PN-DEPL patients were more likely to present with B symptoms (82%), elevated LDH levels (73%), stage III/IV disease (71%), and maximum R-IPI score (64%) compared to PEN-DEPL patients, indicating a higher tumor burden. These findings align with studies by Shi et al.^[20] and Khan et al.^[22] Consistent with previous literature, we noticed that ABC-type phenotype (80%), Ann Arbor stage I/II (67%), Ki67 index >90% (93%), and BM involvement (87%) were more common in PEN-DEPL.^[20] In contrast, Khan et al.^[22] reported a lower rate of BM involvement in PEN-DLBCL, and Kim et al. found no differences in the frequencies of GCB and ABC subtypes in the compared groups.^[18] Our observation, however, complies with the study by Candelaria et al.,^[21] which also showcased the gastrointestinal tract as the most common site of extranodal lymphoma. The variation in findings among different studies emphasizes the complexity and heterogeneity of DEPL in different primary sites.

Numerous studies have aimed to assess the relative prognostic importance of genetic alterations and phenotypic and microenvironmental biomarkers in DLBCL. Although high-throughput proteomic profiling has not yet been applied to DLBCL subtyping, the concurrent expression of MYC and BCL2 proteins is a well-established prognostic marker in this lymphoma type.^[23] So far, only a handful of studies have reported on the coexpression of MYC/BCL2 in different primary sites, and therefore, the prognostic role of double expression status in this clinical outline remains unpredictable. Future studies are recommended to evaluate the reasons and factors contributing to these unknown associations.
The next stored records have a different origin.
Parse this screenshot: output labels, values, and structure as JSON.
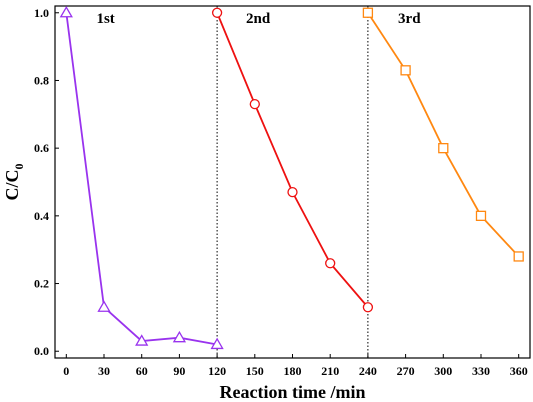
{
  "chart_data": {
    "type": "line",
    "xlabel": "Reaction time /min",
    "ylabel_main": "C/C",
    "ylabel_sub": "0",
    "xlim": [
      -9,
      369
    ],
    "ylim": [
      -0.02,
      1.02
    ],
    "xticks": [
      0,
      30,
      60,
      90,
      120,
      150,
      180,
      210,
      240,
      270,
      300,
      330,
      360
    ],
    "yticks": [
      0.0,
      0.2,
      0.4,
      0.6,
      0.8,
      1.0
    ],
    "ytick_labels": [
      "0.0",
      "0.2",
      "0.4",
      "0.6",
      "0.8",
      "1.0"
    ],
    "grid": false,
    "cycle_dividers": [
      120,
      240
    ],
    "annotations": [
      {
        "text": "1st",
        "x": 24,
        "y": 0.985
      },
      {
        "text": "2nd",
        "x": 143,
        "y": 0.985
      },
      {
        "text": "3rd",
        "x": 264,
        "y": 0.985
      }
    ],
    "series": [
      {
        "marker": "triangle",
        "color": "#9933ee",
        "x": [
          0,
          30,
          60,
          90,
          120
        ],
        "y": [
          1.0,
          0.13,
          0.03,
          0.04,
          0.02
        ]
      },
      {
        "marker": "circle",
        "color": "#ee1111",
        "x": [
          120,
          150,
          180,
          210,
          240
        ],
        "y": [
          1.0,
          0.73,
          0.47,
          0.26,
          0.13
        ]
      },
      {
        "marker": "square",
        "color": "#ff8811",
        "x": [
          240,
          270,
          300,
          330,
          360
        ],
        "y": [
          1.0,
          0.83,
          0.6,
          0.4,
          0.28
        ]
      }
    ]
  }
}
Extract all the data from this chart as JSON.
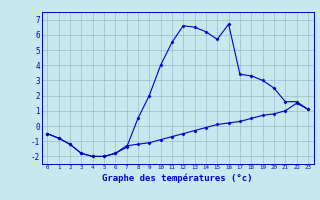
{
  "xlabel": "Graphe des températures (°c)",
  "x": [
    0,
    1,
    2,
    3,
    4,
    5,
    6,
    7,
    8,
    9,
    10,
    11,
    12,
    13,
    14,
    15,
    16,
    17,
    18,
    19,
    20,
    21,
    22,
    23
  ],
  "y_upper": [
    -0.5,
    -0.8,
    -1.2,
    -1.8,
    -2.0,
    -2.0,
    -1.8,
    -1.4,
    0.5,
    2.0,
    4.0,
    5.5,
    6.6,
    6.5,
    6.2,
    5.7,
    6.7,
    3.4,
    3.3,
    3.0,
    2.5,
    1.6,
    1.6,
    1.1
  ],
  "y_lower": [
    -0.5,
    -0.8,
    -1.2,
    -1.8,
    -2.0,
    -2.0,
    -1.8,
    -1.3,
    -1.2,
    -1.1,
    -0.9,
    -0.7,
    -0.5,
    -0.3,
    -0.1,
    0.1,
    0.2,
    0.3,
    0.5,
    0.7,
    0.8,
    1.0,
    1.5,
    1.1
  ],
  "line_color": "#0000cc",
  "bg_color": "#c8e8f0",
  "grid_color": "#99bbcc",
  "ylim": [
    -2.5,
    7.5
  ],
  "xlim": [
    -0.5,
    23.5
  ],
  "yticks": [
    -2,
    -1,
    0,
    1,
    2,
    3,
    4,
    5,
    6,
    7
  ],
  "xticks": [
    0,
    1,
    2,
    3,
    4,
    5,
    6,
    7,
    8,
    9,
    10,
    11,
    12,
    13,
    14,
    15,
    16,
    17,
    18,
    19,
    20,
    21,
    22,
    23
  ]
}
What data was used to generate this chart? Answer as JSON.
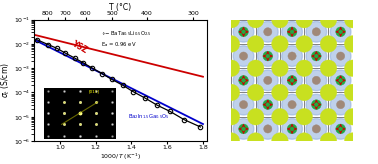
{
  "title_top": "T (°C)",
  "temp_axis_labels": [
    800,
    700,
    600,
    500,
    400,
    300
  ],
  "ylabel": "$\\sigma_t$ (S/cm)",
  "ylim_log": [
    -6,
    -1
  ],
  "ysz_label": "YSZ",
  "line2_label": "Ba$_2$In$_{1.5}$Ga$_{0.5}$O$_5$",
  "main_label": "BaTa$_{0.5}$Li$_{0.5}$O$_{2.5}$",
  "ea_label": "E$_a$ = 0.96 eV",
  "plot_bg": "#ffffff",
  "ysz_color": "#cc0000",
  "line2_color": "#0000cc",
  "main_color": "#000000",
  "main_data_1000T": [
    0.87,
    0.935,
    0.983,
    1.031,
    1.082,
    1.131,
    1.182,
    1.235,
    1.29,
    1.351,
    1.408,
    1.474,
    1.543,
    1.616,
    1.695,
    1.786
  ],
  "main_data_logsigma": [
    -1.82,
    -2.03,
    -2.18,
    -2.38,
    -2.58,
    -2.78,
    -3.0,
    -3.22,
    -3.46,
    -3.7,
    -3.96,
    -4.22,
    -4.52,
    -4.78,
    -5.12,
    -5.42
  ],
  "ysz_1000T": [
    0.855,
    1.8
  ],
  "ysz_logsigma": [
    -1.62,
    -3.35
  ],
  "line2_1000T": [
    0.855,
    1.8
  ],
  "line2_logsigma": [
    -1.82,
    -5.3
  ],
  "xlim": [
    0.855,
    1.82
  ],
  "xticks": [
    1.0,
    1.2,
    1.4,
    1.6,
    1.8
  ],
  "crystal_bg": "#b8cce8",
  "ba_color": "#c8e020",
  "ta_color": "#22aa44",
  "other_color": "#a08878",
  "isosurface_color": "#8cacdc",
  "arrow_color": "#cc0000",
  "grid_color": "#222222"
}
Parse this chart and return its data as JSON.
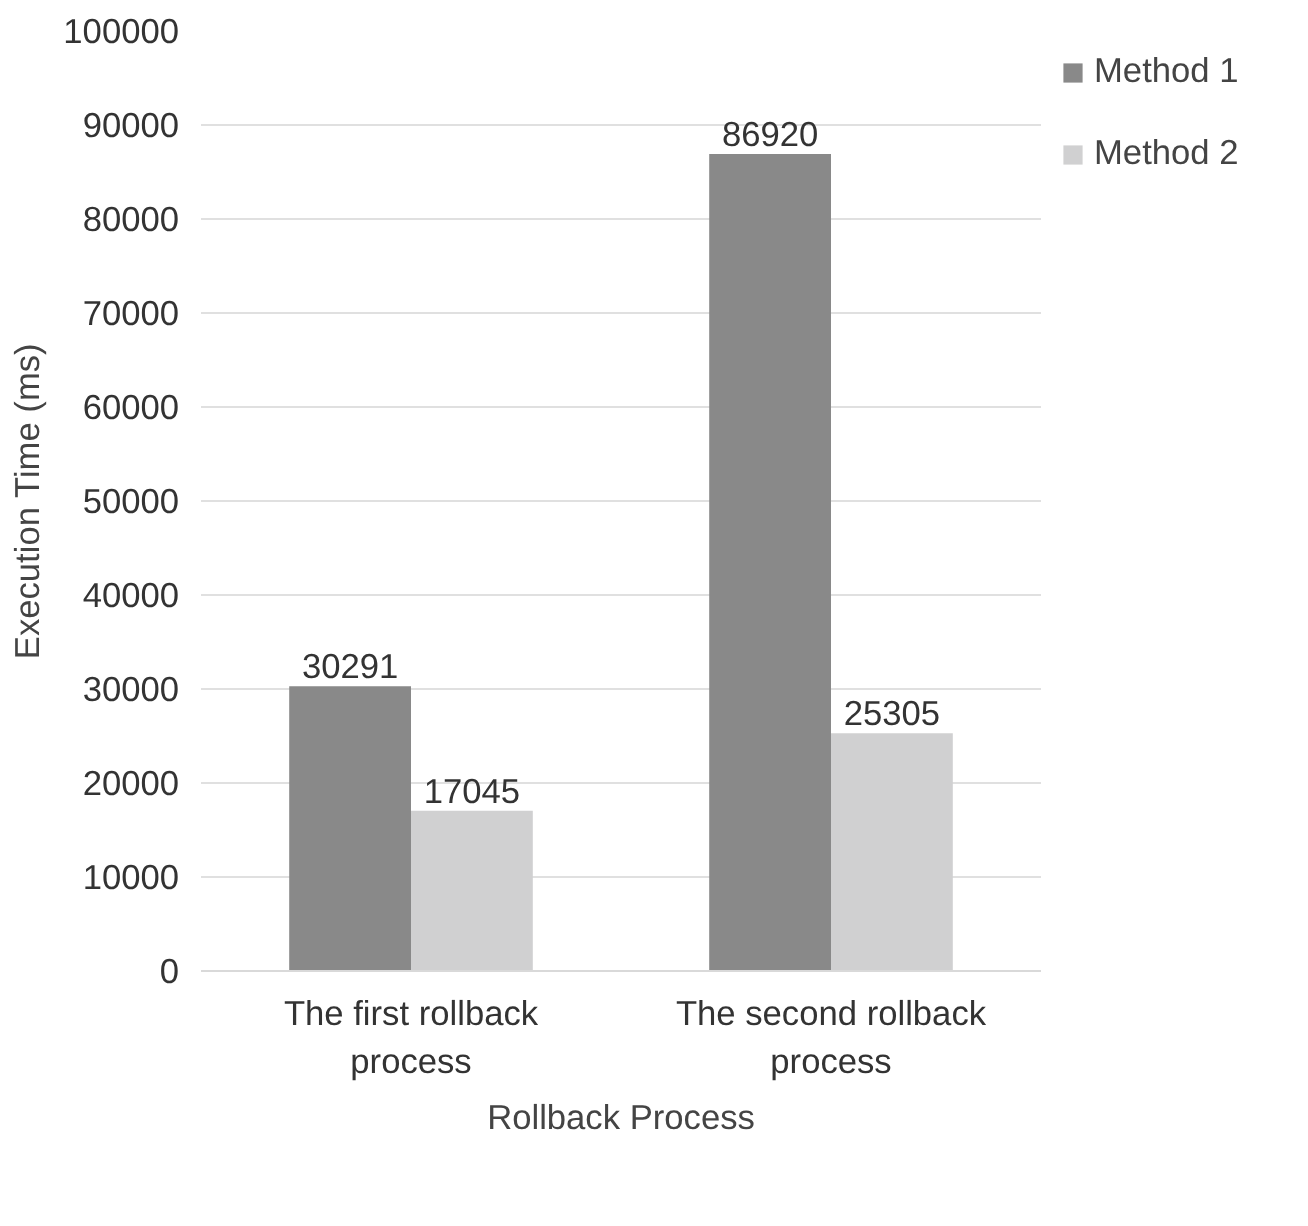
{
  "chart_data": {
    "type": "bar",
    "xlabel": "Rollback Process",
    "ylabel": "Execution Time (ms)",
    "categories": [
      "The first rollback process",
      "The second rollback process"
    ],
    "series": [
      {
        "name": "Method 1",
        "color": "#898989",
        "values": [
          30291,
          86920
        ]
      },
      {
        "name": "Method 2",
        "color": "#d0d0d1",
        "values": [
          17045,
          25305
        ]
      }
    ],
    "ylim": [
      0,
      100000
    ],
    "yticks": [
      0,
      10000,
      20000,
      30000,
      40000,
      50000,
      60000,
      70000,
      80000,
      90000,
      100000
    ],
    "grid": "y",
    "legend": "right",
    "data_labels": true
  }
}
The study’s strength lies in the availability of a complete IHC workup, allowing an unambiguous diagnosis of DEPL and an examination of its characteristic profile based on primary sites. This study provides an estimate of the burden of this aggressive entity, encouraging further prognostic studies and therapeutic trials.

The drawback in our study involved the fact that DEPL cases subjected to molecular testing might have shown gene rearrangement (MYC/BCL2). Depending on the results, patients of DEPL would have stratified to a smaller cohort of DHL cases, thus altering the true sample size. It is also worth mentioning here that, unlike the reproducibility of the molecular cytogenetic technique, the IHC analysis has more variability associated with it. Another limitation can be the cutoff threshold assigned for consideration of positivity for MYC and BCL2 oncoprotein expression might have compromised the sample size and subsequent associations. Furthermore, we could not compare the outcomes of DEPL, PN-DEPL, and PEN-DEPL patients, which need to be urgently validated in a larger prospective cohort.

CONCLUSIONS

The retrospective nature of the study, resource constraints, and limitations related to the reproducibility of IHC analysis, molecular testing, and follow-up data should be acknowledged. Despite these limitations, the study comprehensively characterizes the clinical and pathological framework of DEPL, highlighting significant differences between PN-DEPL and PEN-DEPL. Testing for MYC and BCL2 rearrangements remains imperative in this subset to survey if they delineate to DHL. Further, research with larger prospective cohorts and long-term follow-up is recommended to assess molecular differences and understand the biological behavior of DEPL in nodal and extranodal primary sites for optimal treatment selection.